For each run associated with a model, it is also possible to log additional artifacts such as SHAP explainers, custom plots, and user-defined metrics.

 

The implementation of this CT pipeline leverages Structured Logging to separate the logs from this pipeline from the rest of the system's, into a persistent path inside the volume of the container hosting IRIS.

 

Future Work

  • In the future, this pipeline can leverage the newly released feature in IRIS 2026.1: IntegratedML Custom Models, to make the prediction service easier through SQL commands, regardless of the model (added support for LightGBM, NNs, XGBoost, etc).
  • Right now, the model is only updated automatically by retraining on new data, but the hyperparameters remain static.

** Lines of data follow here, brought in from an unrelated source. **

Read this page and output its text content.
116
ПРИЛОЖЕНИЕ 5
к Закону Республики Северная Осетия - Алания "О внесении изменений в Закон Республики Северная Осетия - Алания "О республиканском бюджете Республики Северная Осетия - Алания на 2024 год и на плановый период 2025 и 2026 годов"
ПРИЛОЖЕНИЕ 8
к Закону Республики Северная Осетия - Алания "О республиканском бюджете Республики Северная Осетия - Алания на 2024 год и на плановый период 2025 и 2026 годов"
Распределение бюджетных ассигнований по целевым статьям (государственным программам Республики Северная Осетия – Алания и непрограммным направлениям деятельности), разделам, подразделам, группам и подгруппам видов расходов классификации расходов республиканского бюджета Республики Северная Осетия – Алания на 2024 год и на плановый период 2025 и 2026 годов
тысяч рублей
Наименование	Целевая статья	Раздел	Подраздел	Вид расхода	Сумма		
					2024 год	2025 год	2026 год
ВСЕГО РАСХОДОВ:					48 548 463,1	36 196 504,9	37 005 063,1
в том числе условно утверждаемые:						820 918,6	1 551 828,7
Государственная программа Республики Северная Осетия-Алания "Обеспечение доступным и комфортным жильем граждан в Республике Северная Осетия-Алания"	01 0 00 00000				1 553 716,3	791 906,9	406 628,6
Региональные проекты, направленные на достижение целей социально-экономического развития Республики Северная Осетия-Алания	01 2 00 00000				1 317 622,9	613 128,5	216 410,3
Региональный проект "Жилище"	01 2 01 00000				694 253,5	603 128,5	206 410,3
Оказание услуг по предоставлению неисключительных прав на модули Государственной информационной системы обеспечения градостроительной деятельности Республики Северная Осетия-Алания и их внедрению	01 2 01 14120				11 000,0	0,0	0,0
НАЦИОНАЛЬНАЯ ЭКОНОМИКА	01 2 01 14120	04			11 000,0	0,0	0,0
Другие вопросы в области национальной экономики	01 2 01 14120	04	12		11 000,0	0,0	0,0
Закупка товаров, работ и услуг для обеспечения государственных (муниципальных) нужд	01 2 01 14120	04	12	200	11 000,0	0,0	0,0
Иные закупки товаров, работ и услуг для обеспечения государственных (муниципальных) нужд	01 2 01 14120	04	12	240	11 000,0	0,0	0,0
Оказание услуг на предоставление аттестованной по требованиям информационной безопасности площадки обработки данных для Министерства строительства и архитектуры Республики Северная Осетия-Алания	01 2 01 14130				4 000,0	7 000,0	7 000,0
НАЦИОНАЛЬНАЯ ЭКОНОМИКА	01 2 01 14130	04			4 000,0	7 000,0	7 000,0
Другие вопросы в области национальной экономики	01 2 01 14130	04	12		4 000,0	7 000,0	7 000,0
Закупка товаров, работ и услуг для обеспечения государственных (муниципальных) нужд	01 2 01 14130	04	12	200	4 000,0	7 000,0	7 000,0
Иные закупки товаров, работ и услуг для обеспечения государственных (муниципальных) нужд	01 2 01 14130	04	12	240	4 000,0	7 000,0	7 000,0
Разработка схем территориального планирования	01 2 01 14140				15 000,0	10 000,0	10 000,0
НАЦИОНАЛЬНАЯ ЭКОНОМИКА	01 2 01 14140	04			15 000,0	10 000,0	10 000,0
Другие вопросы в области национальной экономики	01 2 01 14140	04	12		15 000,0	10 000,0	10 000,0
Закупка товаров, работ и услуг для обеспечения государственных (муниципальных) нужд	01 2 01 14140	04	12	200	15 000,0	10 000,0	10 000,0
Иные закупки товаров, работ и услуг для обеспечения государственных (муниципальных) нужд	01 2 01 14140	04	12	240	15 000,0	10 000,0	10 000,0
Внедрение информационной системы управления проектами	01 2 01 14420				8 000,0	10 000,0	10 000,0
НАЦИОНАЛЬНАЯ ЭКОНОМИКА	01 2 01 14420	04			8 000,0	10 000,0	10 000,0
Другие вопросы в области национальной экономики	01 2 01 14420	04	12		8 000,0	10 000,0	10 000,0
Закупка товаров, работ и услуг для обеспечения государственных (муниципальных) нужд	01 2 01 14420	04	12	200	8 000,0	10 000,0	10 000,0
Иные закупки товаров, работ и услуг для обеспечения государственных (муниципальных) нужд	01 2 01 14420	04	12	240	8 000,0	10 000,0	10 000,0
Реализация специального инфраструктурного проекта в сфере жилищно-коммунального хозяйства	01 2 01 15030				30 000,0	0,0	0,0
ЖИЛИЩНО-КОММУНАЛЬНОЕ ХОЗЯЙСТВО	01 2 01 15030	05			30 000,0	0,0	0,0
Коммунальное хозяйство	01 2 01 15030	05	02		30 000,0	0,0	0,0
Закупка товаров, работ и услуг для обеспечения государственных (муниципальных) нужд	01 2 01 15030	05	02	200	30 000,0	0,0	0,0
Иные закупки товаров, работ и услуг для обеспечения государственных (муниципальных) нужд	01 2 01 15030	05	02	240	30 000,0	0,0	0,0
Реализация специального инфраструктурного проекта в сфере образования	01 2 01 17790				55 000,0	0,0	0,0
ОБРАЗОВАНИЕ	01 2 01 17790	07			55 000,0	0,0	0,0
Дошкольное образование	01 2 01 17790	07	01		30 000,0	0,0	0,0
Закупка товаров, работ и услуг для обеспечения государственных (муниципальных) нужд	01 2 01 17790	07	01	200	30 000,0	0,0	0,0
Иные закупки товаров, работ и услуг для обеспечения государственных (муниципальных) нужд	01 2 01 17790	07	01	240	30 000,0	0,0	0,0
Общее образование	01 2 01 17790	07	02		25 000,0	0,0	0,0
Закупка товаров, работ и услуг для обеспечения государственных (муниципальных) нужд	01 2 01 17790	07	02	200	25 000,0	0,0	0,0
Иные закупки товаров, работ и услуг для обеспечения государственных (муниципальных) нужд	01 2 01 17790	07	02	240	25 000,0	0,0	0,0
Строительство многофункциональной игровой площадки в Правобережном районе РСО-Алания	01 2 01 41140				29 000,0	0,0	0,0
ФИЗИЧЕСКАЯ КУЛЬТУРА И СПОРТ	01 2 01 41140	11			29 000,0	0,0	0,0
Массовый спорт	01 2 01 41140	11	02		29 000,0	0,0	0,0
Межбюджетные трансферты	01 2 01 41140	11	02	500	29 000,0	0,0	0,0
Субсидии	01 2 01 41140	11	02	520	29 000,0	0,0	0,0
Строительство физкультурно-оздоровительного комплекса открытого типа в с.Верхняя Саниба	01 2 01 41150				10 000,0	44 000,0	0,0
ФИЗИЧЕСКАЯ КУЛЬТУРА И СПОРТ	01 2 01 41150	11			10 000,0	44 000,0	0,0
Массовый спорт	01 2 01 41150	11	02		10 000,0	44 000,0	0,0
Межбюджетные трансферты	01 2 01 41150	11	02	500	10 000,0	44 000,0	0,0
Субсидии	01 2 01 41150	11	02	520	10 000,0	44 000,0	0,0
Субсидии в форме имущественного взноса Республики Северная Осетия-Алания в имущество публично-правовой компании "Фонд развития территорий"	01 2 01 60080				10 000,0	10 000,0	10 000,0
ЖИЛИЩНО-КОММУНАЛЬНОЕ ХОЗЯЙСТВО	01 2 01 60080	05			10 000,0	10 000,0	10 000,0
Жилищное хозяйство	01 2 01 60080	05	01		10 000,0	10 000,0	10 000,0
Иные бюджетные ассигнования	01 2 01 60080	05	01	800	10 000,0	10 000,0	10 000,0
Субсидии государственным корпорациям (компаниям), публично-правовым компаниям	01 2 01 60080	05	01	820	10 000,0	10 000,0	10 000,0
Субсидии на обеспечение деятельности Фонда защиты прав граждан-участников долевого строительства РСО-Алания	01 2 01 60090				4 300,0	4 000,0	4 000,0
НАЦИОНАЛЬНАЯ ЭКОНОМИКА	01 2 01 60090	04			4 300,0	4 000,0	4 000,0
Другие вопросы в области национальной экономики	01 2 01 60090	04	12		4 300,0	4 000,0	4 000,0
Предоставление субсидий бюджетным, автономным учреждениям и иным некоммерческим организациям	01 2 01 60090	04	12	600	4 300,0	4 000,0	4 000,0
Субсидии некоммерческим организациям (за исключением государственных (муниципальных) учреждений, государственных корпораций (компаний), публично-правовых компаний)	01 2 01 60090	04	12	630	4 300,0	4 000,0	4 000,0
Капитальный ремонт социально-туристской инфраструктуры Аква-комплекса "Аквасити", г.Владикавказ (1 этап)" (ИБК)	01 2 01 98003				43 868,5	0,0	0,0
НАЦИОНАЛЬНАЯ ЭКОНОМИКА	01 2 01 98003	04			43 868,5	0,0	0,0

By following the instructions in this guide this pipeline could be improved by introducing hyperparameter flexibility and allowing the model to be re-optimised using the open-source hyperparameter optimisation framework Optuna
  • In this project, when prediction performance falls below a predefined threshold, the model is retrained and automatically updated. However, in some cases, human approval should be required before making changes in production, which is something that should be considered in a real-life scenario.